Green Charities Clash With Harper Conservatives
OTTAWA -- The Conservatives have taken
their battle with environmentalists to new levels of lunacy, some
groups said Tuesday, after a Tory senator suggested they would accept
funding from Al Qaeda.
"Let me ask you this, honourable senators: If environmentalists are willing to accept
money
from Martians, where would they draw the line on where they receive
money from? Would they take money from Al Qaeda, the Hamas or the
Taliban?," Senator Don Plett, the party's former president, asked in
the Senate.
"It's jaw-droopingly bizarre," Devon Page, executive director of EcoJustice told The Huffington Post Canada late Tuesday.
"I have no idea where this comes from. To me this defies reason, logic and all of this is so bizarre I have a hard
time
responding to it.
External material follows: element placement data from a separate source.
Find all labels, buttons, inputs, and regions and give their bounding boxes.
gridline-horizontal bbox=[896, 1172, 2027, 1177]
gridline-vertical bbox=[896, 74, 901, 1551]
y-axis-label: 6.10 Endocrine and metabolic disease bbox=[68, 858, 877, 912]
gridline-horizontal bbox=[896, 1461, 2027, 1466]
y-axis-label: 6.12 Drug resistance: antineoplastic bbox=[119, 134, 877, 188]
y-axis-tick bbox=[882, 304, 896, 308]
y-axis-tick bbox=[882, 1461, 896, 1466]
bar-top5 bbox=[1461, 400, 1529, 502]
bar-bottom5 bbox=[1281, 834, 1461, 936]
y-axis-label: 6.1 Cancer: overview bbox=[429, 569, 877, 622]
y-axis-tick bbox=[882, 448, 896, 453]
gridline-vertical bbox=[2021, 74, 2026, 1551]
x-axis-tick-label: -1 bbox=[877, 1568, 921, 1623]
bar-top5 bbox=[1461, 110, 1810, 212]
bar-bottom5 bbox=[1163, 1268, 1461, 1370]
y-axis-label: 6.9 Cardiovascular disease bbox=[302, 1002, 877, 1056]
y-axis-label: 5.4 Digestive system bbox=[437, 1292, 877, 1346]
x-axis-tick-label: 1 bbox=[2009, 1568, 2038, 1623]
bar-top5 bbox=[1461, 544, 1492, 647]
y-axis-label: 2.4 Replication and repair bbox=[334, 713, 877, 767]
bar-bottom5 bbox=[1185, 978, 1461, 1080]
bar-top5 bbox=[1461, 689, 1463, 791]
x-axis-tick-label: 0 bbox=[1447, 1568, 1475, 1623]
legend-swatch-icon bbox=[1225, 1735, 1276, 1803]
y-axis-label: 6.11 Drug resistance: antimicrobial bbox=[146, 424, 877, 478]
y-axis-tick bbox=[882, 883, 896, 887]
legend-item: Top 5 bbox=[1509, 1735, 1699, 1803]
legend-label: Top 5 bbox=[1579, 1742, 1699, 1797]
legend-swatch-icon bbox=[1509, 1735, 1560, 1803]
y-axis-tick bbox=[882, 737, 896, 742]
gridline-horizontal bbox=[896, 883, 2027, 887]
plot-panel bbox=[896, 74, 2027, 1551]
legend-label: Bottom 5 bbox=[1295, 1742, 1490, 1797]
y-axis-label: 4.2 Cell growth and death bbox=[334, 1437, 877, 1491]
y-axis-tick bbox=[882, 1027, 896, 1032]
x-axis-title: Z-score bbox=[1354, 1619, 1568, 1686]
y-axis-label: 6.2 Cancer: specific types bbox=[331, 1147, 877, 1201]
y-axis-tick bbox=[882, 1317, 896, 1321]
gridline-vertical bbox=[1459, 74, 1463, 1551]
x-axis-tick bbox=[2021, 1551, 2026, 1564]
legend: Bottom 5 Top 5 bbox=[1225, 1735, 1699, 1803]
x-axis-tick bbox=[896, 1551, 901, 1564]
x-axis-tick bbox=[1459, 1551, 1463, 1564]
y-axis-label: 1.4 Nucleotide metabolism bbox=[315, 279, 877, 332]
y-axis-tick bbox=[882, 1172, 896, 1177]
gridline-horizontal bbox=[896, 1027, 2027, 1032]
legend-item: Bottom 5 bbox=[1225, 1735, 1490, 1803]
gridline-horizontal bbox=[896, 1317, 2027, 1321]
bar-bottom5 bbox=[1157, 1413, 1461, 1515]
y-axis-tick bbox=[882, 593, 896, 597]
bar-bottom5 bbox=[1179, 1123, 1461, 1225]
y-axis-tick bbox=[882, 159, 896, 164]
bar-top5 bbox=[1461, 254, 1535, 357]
To me, it's a good example of why we need an elected
Senate," he said. "They are being irresponsible, I think they are not
representing the Canadian public, I think the Senate is disassociating
itself from reasoned debate."
Plett,
who was appointed by Prime Minister Stephen Harper in 2009, made the
comments during an inquiry into the foreign funding of Canadian
charities.
He told the upper
chamber that Canada is a sovereign nation and "foreign entities should
simply not be allowed to meddle in the Canadian regulatory process
under the guise of charities."
Many
environmentalists are upset with Harper's seeming obsession with the
millions they receive each year in charitable funding from the U.S.,
while ignoring the millions more spent in Canada each year by foreign
business interests.
Liberal
Senator Grant Mitchell pointed out that the Tories have no trouble
with foreign funding as long as it benefits it's own causes, such as
the National Rifle Association petitioning to kill the long gun
registry.
"Funding flows in all
directions across borders, and to somehow single out a subset just
because you don't like the stance of certain organizations and then
demonize them for it for receiving the funding...is really a
reprehensible treatment," Peter Robinson, the chief executive officer
of the David Suzuki
Foundation told HuffPost.
The
David Suzuki Foundation, EcoJustice and several other groups,
including Tides Canada, Sierra Club Canada, Greenpeace and even the MADD
Foundation, found themselves on another Conservative senator's hit
list of "bad" charities Tuesday.
Harper-appointee
Percy Mockler told the Senate it had to stop the interference of
foreign foundations who were "muddling" in the business of our country.
"I believe they do abuse the laws of Revenue Canada," he said.
Not all foundations, of course, were "evil," Mockler said. "Just some of them."
The
Bill and Melinda Gates Foundation did good work, as did The
Rockerfeller Foundation and the Canadian Tire Foundation for Families.
But
others were "qualified bad, not to mention ugly, foundations," Mockler
said, listing: The David Suzuki Foundation, the Packard Foundation,
the Greenpeace International Foundation, the Sierra Club Foundation,
the Hewlett Foundation, the Ecojustice Canada Bullitt Foundation, the
Gordon and Betty Moore Foundation, Tides Canada and the MADD
foundation.
"They are all anti-Canadian," said Senator Mike Duffy, a former television personality and another Harper-appointed Tory.
"To
suggest that David Suzuki hasn't made a strong contribution to Canada
is just insane," said Sierra Club Canada's executive director John
Bennett.
"Here is a Canadian icon
who has devoted his life to informing Canadians about the 'nature of
things' and because he's done that he's now considered an Al Qaeda
sympathizer?"
Bennett said his
organization, which receives funding from American and Canadian
foundations and donations from individuals on both sides of the border,
doesn't support civil disobedience let alone a violent armed struggle.
"Clearly,
this is just a continuation of the (Conservative government's) smear
campaign to try to cripple the environmental movement," he said.
The
federal government has lashed out at environmentalists after the
Northern Gateway pipeline's public hearings were delayed because too
many participants wanted to have their say in the controversial project.
The Tories labelled environmentalists 'radicals' and they now plan to
streamline the National Energy Board and the Canadian Environmental
Assessment agency's reviews as a result.
Bennett
said environmental organizations like his are only asking to halt
expansion of the tar sands until the federal government figures out how
it will reduce its overall emissions and clean up the toxic mess.
"All
the polling we've done say that I'm representing the majority and he's
(Harper) is representing the lunatic fringe," Bennett said. "This
makes the case for an elected Senate because obviously members of the
lunatic fringe can be appointed by the Conservative government."
The
Senate's debate on foreign funding of charities happened the same day
that another Conservative senator, Nancy Greene Raine, said she doesn't
believe that greenhouse gas emissions are responsible for climate
change.
Harper's spokesman Andrew MacDougall said he had "no comment on the opinions of Senators."